Understanding and using Terraformer
Understanding and using Terraformer

In this course, we take a look at the Go-written tool “Terraformer”. Terraformer is a CLI level tool that allows you to easily Terraform already existing resources in your environment. Performing the reverse of what Terraform is designed to do, this tool can be thought of as Infrastructure to Code (IaC).

Learning Objectives 

This course will enable you to:

  • Understand what Terraformer is
  • Configure Terraformer to work with Terraform and a specific Cloud Provider 
    • GCP will be exemplified in the demonstrations
  • Codify an existing set of infrastructure
  • Increase adoption of Infrastructure as Code amongst your team(s)


  • Experience with Terraform and knowledge of IaC
  • Comfortable in a terminal environment
  • Comfortable with a cloud provider of your choice that Terraformer supports
    • AWS, GCP, Azure, Kubernetes, DigitalOcean, etc.

Intended audience

  • Those looking to gain insight into their cloud environment to prevent drift 
  • DevOps Engineers / Site-Reliability Engineers
  • Cloud Engineers


Github Accompanying this Course -

Terraformer Source -


So let's first talk about what is Terraformer? Well, we know that Terraform as a tool for building changing and versioning infrastructure safely and efficiently. It can be customized to your needs and environment and it all ready supports the ability to import existing infrastructure on its own.

So if you're building out a new infrastructure set, team or company Terraform is the way to go about creating said items. But what about the all too common situation of importing existing resources and infrastructure. The fact that the resources were created in a manual light before the knowledge of Terraform was known to you or your team. And as more and more people move to the cloud to solve for their needs they encounter this issue of starting with what is defaulted for them.

GUI menus that major cloud providers have built out with a gazillion buttons and tasks to work through before achieving the same end result, a simple instance on the cloud providers infrastructure.

Now we know the Terraform can already import resources but let's ask the question this way. Do the built in resources that are created from Terraform's import function generate the infrastructure as code files the way that we want to see them be written? And the answer is no, they don't. The native Terraform import tool will only generate the current state of the infrastructure that you choose to import leaving you to manually generate all of those TF or JSON files.

This can be a very tedious process and sure, you could have a little bit of fun in hosting company Hackathon to drum up an in-house solution but that's just counter-intuitive to the DevOps mindset. This is where the superhero tool for Terraform comes in, which is Terraformer.

Terraformer is a CLI level tool that is written in Go that generates already-created infrastructure as HashiCorp TF files and this includes the TF state file and it typically generates it in a very nice and easy to read directory output.

It has read only permissions which means it's only ever going to read your resources, never change them. It has the ability for remote state sharing so that you and your team can all stay within the exact same resources that you were seeing.
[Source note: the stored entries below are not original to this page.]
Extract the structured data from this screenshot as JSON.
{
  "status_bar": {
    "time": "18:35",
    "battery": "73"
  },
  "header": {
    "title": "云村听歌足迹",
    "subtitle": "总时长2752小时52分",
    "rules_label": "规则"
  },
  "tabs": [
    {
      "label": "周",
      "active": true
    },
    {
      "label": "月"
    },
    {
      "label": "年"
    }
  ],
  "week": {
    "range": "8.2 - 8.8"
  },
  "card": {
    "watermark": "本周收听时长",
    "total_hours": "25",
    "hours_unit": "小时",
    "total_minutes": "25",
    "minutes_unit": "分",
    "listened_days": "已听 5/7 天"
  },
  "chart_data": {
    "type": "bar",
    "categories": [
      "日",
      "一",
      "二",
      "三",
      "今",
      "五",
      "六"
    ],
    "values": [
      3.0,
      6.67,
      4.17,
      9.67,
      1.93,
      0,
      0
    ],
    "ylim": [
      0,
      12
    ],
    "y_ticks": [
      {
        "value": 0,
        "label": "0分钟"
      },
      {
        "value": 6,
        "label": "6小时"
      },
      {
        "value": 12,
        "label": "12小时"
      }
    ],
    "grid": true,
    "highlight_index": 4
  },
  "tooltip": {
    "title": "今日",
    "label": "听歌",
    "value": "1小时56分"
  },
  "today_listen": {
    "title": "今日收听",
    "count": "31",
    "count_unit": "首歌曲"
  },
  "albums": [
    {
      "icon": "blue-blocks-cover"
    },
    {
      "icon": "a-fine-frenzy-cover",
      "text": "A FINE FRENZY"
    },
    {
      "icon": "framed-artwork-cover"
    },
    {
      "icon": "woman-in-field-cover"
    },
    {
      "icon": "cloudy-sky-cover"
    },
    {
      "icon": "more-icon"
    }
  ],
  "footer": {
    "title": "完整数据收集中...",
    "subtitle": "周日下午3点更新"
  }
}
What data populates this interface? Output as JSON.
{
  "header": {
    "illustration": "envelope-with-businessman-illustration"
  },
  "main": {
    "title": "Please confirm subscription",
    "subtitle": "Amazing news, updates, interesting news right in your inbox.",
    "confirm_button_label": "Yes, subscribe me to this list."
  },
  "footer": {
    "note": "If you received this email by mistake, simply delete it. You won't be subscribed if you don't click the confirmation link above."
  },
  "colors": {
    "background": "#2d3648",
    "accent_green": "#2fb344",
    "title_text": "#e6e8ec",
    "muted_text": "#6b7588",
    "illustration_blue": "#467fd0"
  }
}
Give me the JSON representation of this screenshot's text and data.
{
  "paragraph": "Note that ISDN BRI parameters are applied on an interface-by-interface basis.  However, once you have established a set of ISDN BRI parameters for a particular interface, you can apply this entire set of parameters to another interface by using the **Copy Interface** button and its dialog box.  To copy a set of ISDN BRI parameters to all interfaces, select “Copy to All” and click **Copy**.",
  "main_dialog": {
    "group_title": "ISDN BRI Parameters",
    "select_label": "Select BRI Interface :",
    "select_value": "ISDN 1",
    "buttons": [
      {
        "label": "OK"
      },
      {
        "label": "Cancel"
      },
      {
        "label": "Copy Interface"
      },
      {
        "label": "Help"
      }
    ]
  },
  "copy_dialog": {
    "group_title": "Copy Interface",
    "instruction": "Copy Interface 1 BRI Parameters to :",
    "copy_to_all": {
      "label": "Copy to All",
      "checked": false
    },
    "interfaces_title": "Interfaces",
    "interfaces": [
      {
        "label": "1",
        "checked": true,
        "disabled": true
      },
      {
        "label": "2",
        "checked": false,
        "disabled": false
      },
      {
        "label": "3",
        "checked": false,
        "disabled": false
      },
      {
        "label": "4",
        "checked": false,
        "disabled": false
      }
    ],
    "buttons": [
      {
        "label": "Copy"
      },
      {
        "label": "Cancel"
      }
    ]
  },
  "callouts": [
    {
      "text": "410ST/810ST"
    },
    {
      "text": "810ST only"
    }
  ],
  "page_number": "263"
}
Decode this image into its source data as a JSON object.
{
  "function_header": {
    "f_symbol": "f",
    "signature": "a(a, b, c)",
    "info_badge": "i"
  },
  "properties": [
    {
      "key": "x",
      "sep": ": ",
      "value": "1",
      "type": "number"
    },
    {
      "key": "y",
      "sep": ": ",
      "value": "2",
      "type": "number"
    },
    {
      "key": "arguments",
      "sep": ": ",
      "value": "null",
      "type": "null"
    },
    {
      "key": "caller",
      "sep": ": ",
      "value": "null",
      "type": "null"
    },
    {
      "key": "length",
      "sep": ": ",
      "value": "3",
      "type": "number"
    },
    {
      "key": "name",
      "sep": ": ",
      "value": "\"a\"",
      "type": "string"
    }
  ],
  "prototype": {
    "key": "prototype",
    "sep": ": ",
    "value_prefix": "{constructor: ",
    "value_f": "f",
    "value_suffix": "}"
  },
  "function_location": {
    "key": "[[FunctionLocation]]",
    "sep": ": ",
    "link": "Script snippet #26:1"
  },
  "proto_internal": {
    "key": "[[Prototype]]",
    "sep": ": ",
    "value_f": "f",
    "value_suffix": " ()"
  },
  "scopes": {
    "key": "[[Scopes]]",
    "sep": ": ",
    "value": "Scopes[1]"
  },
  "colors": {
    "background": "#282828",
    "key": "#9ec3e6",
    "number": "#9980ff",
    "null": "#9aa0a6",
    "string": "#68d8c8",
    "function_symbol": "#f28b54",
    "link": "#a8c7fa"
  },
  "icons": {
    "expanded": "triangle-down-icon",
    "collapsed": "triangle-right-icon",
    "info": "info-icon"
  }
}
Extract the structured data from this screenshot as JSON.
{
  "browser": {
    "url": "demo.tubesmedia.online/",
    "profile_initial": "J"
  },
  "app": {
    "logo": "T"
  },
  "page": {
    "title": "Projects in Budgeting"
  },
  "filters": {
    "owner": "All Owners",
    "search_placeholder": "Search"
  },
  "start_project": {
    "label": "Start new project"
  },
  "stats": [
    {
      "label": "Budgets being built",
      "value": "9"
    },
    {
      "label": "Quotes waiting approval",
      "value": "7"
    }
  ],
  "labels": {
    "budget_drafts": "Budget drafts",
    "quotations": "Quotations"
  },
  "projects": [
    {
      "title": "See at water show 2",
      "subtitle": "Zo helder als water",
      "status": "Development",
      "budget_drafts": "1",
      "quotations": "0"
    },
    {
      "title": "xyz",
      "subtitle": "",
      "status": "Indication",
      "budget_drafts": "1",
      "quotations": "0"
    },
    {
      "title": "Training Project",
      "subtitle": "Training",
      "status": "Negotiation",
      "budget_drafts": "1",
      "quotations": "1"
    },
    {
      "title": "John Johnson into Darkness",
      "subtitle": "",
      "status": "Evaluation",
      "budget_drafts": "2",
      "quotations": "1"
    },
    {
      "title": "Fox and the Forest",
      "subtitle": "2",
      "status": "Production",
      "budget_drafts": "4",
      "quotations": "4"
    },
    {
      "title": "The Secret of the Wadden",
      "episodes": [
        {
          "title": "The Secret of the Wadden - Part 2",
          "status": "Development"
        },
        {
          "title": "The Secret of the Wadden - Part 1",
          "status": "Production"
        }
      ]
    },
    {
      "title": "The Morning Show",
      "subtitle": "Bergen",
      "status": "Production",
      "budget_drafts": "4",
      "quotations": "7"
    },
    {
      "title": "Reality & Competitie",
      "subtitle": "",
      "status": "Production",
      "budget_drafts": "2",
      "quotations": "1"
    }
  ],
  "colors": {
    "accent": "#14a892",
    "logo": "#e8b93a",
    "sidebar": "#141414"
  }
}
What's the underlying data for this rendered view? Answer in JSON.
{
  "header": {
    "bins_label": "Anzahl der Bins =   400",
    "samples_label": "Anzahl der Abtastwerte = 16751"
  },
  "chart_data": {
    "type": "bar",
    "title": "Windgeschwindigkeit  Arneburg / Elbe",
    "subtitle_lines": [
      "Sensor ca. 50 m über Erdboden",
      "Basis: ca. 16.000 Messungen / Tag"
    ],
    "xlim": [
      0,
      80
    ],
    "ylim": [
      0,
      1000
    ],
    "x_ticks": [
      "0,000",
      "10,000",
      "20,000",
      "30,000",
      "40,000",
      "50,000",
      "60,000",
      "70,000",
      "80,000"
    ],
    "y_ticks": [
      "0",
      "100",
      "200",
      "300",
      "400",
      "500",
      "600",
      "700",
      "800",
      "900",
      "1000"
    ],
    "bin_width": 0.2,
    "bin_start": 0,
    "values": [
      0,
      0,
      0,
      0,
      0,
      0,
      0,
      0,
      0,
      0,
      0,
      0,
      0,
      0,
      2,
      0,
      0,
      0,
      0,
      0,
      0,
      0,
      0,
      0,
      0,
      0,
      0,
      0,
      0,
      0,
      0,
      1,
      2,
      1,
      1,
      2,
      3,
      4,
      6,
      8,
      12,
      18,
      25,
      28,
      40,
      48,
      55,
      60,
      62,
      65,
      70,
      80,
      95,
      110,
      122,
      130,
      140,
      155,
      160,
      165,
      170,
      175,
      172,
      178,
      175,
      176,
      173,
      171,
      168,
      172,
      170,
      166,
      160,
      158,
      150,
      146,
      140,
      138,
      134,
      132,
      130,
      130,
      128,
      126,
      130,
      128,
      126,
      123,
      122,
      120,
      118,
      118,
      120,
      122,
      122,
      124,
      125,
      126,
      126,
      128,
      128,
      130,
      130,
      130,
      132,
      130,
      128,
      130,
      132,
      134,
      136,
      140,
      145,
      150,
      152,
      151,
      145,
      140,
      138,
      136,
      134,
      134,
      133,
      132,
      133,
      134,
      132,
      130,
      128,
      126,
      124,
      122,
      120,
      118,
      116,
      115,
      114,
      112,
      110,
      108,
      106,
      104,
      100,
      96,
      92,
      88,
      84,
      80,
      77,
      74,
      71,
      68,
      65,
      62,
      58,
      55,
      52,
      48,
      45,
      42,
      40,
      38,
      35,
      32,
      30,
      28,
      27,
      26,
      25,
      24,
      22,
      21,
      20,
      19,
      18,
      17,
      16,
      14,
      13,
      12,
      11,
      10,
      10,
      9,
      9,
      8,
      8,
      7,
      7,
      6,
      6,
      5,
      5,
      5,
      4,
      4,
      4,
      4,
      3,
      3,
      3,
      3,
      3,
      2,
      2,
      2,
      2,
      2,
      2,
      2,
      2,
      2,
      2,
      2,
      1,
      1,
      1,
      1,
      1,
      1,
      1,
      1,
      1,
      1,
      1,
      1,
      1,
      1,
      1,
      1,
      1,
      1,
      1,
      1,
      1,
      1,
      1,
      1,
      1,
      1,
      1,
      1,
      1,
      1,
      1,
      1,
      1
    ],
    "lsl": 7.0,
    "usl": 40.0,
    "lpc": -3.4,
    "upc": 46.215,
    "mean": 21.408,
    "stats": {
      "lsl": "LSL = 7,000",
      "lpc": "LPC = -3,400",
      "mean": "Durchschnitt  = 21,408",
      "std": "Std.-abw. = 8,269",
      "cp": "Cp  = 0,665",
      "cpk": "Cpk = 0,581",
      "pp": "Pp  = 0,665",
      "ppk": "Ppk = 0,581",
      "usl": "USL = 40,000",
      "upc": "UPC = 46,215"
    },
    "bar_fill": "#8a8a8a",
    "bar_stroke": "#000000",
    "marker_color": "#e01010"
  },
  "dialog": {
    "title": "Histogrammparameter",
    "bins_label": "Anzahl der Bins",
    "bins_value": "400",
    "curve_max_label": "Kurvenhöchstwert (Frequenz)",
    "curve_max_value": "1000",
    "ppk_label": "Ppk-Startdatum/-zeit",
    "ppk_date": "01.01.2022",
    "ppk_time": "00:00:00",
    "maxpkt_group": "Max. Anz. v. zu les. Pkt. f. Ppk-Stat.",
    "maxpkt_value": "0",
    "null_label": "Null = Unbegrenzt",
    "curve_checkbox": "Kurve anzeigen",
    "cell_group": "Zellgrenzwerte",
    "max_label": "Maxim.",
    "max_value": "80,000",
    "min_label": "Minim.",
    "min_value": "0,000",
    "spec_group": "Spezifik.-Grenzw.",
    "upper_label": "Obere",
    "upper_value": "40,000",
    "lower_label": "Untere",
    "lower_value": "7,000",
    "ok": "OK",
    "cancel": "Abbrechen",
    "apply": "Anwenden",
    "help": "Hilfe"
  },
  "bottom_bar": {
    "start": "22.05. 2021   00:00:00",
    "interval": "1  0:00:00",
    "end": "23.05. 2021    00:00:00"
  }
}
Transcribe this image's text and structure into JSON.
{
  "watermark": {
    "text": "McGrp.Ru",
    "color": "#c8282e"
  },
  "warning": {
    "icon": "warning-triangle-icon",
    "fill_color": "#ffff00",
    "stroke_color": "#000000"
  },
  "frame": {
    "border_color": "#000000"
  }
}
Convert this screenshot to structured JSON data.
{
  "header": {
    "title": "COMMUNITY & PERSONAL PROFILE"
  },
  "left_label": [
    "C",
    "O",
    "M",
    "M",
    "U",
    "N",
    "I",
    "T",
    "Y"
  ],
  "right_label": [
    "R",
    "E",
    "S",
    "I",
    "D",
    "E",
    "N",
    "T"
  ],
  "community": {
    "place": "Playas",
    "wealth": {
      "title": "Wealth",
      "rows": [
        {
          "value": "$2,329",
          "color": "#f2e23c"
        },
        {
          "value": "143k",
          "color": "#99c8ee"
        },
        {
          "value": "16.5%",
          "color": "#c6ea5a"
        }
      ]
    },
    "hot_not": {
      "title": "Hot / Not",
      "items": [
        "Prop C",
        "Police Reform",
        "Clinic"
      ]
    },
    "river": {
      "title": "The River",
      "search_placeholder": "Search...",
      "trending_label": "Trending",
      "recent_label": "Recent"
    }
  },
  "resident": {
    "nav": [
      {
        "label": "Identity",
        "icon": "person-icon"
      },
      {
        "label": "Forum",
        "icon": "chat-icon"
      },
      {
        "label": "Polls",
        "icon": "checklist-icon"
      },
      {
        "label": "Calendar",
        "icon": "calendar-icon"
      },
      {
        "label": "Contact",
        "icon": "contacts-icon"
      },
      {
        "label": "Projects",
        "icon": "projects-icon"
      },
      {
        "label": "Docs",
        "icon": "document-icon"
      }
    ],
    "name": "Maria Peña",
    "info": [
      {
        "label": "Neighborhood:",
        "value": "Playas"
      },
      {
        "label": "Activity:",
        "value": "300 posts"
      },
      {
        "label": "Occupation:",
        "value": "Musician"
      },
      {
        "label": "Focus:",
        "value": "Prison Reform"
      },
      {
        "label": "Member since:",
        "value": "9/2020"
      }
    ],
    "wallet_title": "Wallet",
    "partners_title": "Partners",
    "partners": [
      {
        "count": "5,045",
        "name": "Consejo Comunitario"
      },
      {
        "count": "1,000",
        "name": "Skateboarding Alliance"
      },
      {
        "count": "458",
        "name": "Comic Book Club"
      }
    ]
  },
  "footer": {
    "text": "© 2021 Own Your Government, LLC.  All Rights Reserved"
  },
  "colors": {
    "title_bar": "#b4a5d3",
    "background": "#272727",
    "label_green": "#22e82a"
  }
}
It has the ability to filter similar to Terraform and it has planning capabilities that are similar to Terraform, meaning you can run a Terraformer plan and see what you're going to generate as code and as a TF state file before you even generate the code.

Now enough talk, let's check out an example, and we're going to be using these versions for this example. They're going to be also included in the resources, so don't worry, let's check it out now.

Now before we actually go and import some infrastructure we need some infrastructure to see. These two instances were created manually through the Google Cloud UI. They have information such as labels, app information containers associated with them that we can't see now, and they're also not in any source control management.

So let's go run the terraformer import command against the resources of instances to grab this information and to codify it.

Okay, we're in the CLI, so let's run the Terraformer binary to import those two instances that we just saw starting off with Terraformer. Following that we have import and then our declared cloud provider.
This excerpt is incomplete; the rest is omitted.